104 incidences of bacteremia (0.37%) were reported among 27,867 births. Chorioamnionitis (61.5% of infections) was the most frequent cause. Streptococcus (31.4%), anaerobes (31.4%), and E. coli (19%) were the most prevalent infections, each accounting for 31.4% of cases. 60.9% of the E. coli cultures tested negative for ampicillin, 26.1% for first-generation cephalosporins, 26.1% for third-generation cephalosporins, and 4.3% for piperacillin/tazobactam. 25% of the methicillin-resistant Staphylococcus species that were cultivated. For 13 (12.5%) obstetric patients, transfer to a higher level of care was necessary. Of the 111 fetuses, there were 22 (19.8%) needed care in the neonatal critical care unit, six (5.4%) neonatal deaths, and five (4.5%) cases of fetal demise. Two of the four (3.6%) neonates with positive blood cultures had infections that matched those in their mother’s blood.

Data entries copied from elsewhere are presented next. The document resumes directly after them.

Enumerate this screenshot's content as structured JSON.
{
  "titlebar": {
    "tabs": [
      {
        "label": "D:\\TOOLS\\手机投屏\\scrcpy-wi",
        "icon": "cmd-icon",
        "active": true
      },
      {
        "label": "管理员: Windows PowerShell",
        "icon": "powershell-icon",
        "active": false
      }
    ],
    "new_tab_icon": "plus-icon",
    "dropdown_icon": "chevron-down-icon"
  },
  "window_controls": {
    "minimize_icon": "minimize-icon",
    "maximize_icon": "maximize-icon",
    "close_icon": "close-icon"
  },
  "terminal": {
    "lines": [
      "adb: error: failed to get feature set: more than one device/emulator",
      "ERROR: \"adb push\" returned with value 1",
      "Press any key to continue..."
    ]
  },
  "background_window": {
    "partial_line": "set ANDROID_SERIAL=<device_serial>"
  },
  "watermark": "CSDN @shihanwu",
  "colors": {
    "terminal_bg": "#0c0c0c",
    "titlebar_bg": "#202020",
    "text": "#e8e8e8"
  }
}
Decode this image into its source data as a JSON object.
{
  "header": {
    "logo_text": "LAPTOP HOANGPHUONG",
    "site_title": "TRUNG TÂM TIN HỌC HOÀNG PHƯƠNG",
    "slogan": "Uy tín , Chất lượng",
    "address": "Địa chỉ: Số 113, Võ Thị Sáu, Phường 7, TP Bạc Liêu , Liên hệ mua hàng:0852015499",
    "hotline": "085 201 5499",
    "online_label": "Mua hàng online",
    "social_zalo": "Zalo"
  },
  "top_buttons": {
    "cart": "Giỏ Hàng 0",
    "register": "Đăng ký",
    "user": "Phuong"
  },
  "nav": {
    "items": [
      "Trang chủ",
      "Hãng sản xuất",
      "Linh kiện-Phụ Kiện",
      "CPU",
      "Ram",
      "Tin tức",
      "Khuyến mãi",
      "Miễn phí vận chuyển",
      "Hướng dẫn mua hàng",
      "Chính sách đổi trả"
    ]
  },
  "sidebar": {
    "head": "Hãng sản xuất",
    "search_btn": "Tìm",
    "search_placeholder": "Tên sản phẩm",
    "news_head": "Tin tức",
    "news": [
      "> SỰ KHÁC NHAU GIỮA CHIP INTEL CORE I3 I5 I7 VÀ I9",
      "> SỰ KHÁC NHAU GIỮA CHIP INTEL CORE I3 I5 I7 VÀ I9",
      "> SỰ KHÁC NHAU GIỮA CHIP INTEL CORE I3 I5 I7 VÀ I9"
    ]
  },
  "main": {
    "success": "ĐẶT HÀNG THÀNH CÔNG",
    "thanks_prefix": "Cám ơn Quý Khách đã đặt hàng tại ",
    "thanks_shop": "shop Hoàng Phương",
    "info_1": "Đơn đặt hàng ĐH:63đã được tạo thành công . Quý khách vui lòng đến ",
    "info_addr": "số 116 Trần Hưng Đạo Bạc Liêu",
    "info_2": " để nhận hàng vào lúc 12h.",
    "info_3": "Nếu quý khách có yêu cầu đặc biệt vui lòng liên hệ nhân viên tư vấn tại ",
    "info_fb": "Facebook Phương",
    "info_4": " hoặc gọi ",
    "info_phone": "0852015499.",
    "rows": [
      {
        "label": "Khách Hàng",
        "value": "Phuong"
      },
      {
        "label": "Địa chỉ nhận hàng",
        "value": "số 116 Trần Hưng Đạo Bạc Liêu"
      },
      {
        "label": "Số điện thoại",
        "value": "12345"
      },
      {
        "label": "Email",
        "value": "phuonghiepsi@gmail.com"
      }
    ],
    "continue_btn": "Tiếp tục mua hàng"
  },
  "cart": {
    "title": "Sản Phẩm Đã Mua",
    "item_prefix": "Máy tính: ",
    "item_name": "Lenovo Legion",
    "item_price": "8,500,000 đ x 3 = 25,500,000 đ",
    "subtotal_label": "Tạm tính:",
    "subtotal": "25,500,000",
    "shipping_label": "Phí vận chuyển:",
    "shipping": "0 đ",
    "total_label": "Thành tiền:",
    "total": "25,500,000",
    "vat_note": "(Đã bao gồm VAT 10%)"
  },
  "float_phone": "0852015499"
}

The study concluded that peripartum bacteremia was associated with maternal and neonatal morbidity and mortality. Significant E. coli resistance to ampicillin and cephalosporins, first-line therapies at the site. Compared to data from the previous four years, rates of E. coli resistance to ampicillin and cephalosporins have increased, indicating an ongoing need for surveillance to optimize infection protocols.